The first half of 2024 has ushered in a new cycle for cryptocurrency adoption. The long-awaited approval of Bitcoin ETFs was a decisive factor for this new cycle. This not only pushed bitcoin back to the brink of institutional adoption, but also positioned the market for a potential bull market cycle.

These cycles have been marked not only by the introduction of new projects, from Bittensor and ZKSync to Bonk and Dogwifhat, but also by the strong price growth of many digital assets. With a higher beta compared to Bitcoin, assets of different sizes and sectors generally experience greater volatility reflecting expectations of higher returns.
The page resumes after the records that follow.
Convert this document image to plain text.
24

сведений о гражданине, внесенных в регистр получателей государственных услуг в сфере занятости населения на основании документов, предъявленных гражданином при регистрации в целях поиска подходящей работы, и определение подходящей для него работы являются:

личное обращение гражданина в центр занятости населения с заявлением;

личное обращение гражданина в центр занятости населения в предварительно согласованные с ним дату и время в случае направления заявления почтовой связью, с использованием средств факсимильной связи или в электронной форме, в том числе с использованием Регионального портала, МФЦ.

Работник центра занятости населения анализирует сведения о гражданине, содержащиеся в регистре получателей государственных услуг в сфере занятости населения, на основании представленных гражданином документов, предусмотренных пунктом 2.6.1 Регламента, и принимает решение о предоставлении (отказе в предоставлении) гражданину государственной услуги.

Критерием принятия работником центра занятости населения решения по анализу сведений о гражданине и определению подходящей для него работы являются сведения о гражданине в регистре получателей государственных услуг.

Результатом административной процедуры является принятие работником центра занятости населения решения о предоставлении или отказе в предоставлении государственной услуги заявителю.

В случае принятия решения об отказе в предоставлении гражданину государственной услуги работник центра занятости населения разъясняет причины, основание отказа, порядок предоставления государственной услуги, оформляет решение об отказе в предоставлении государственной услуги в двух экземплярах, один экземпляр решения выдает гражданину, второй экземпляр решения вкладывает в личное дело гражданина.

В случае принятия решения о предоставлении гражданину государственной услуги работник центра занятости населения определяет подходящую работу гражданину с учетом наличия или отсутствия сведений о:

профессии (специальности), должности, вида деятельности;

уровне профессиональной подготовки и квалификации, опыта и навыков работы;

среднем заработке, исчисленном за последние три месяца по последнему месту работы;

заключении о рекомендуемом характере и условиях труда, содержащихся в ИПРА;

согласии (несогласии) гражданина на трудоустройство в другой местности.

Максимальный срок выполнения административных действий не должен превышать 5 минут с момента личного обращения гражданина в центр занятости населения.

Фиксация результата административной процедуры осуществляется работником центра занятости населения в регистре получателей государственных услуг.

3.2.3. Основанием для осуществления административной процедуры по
Re-betting has become a notable vertical for this new cycle. This involves continuously staking rewards earned from staking tokens and accumulating returns over time. Projects such as EigenLayer (EIGEN), EtherFi (ETHFI) and Renzo (REZ) have implemented mechanisms that encourage users to re-stake betting rewards, thus increasing their stake in the network, contributing to its security and stability.

Altcoins are increasingly adopting Layer2 scaling solutions such as Optimistic Rollups, zkRollups, and sidechains to increase transaction speeds and reduce fees. This trend aims to improve user experience and attract more users to the platforms of these projects.
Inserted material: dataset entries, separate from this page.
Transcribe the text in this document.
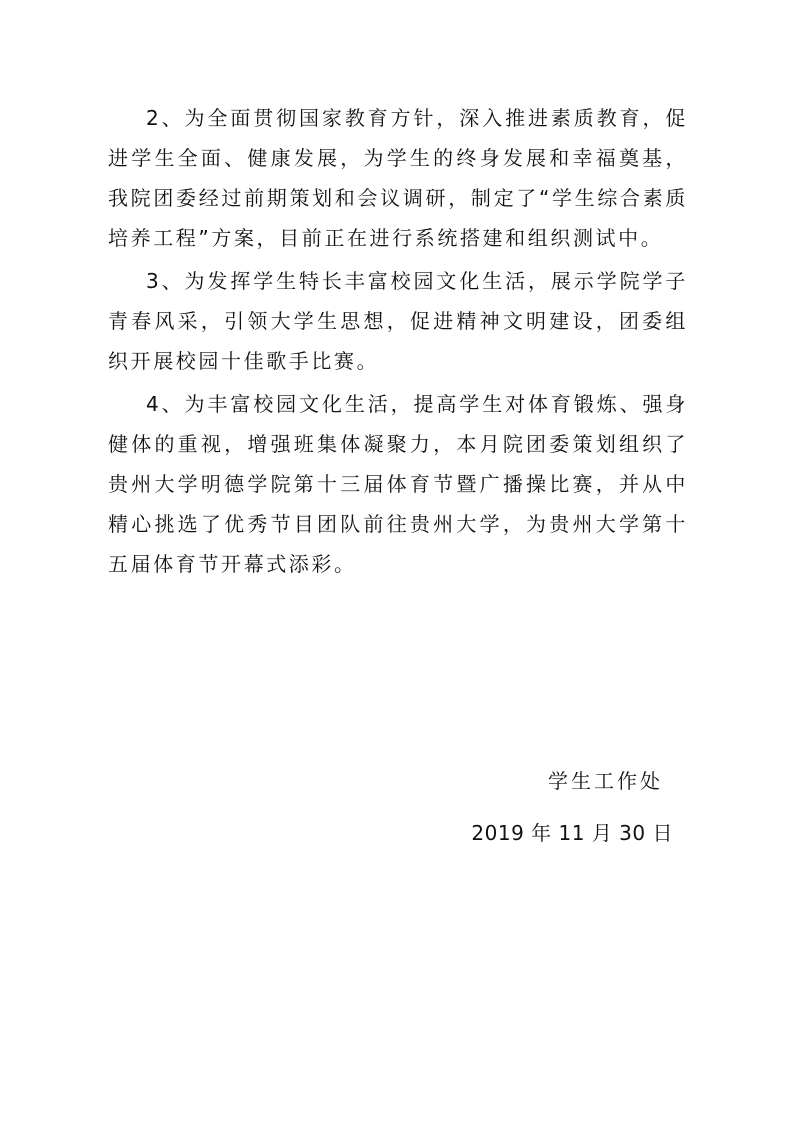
2、为全面贯彻国家教育方针，深入推进素质教育，促进学生全面、健康发展，为学生的终身发展和幸福奠基，我院团委经过前期策划和会议调研，制定了“学生综合素质培养工程”方案，目前正在进行系统搭建和组织测试中。

3、为发挥学生特长丰富校园文化生活，展示学院学子青春风采，引领大学生思想，促进精神文明建设，团委组织开展校园十佳歌手比赛。

4、为丰富校园文化生活，提高学生对体育锻炼、强身健体的重视，增强班集体凝聚力，本月院团委策划组织了贵州大学明德学院第十三届体育节暨广播操比赛，并从中精心挑选了优秀节目团队前往贵州大学，为贵州大学第十五届体育节开幕式添彩。

学生工作处
2019 年 11 月 30 日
Current crypto market prices appear to indicate the beginning of a bull market, with mega caps still likely having room to grow before smaller coins overtake the rest of the market. However, this phase may not be far off, and once it begins, it can be difficult and potentially costly to be unpositioned, especially as enterprise adoption increases and the need to generate alpha grows.

Note: The opinions expressed in this column are the personal views of the author and do not necessarily reflect those of CoinDesk, Inc. or its owners and affiliates.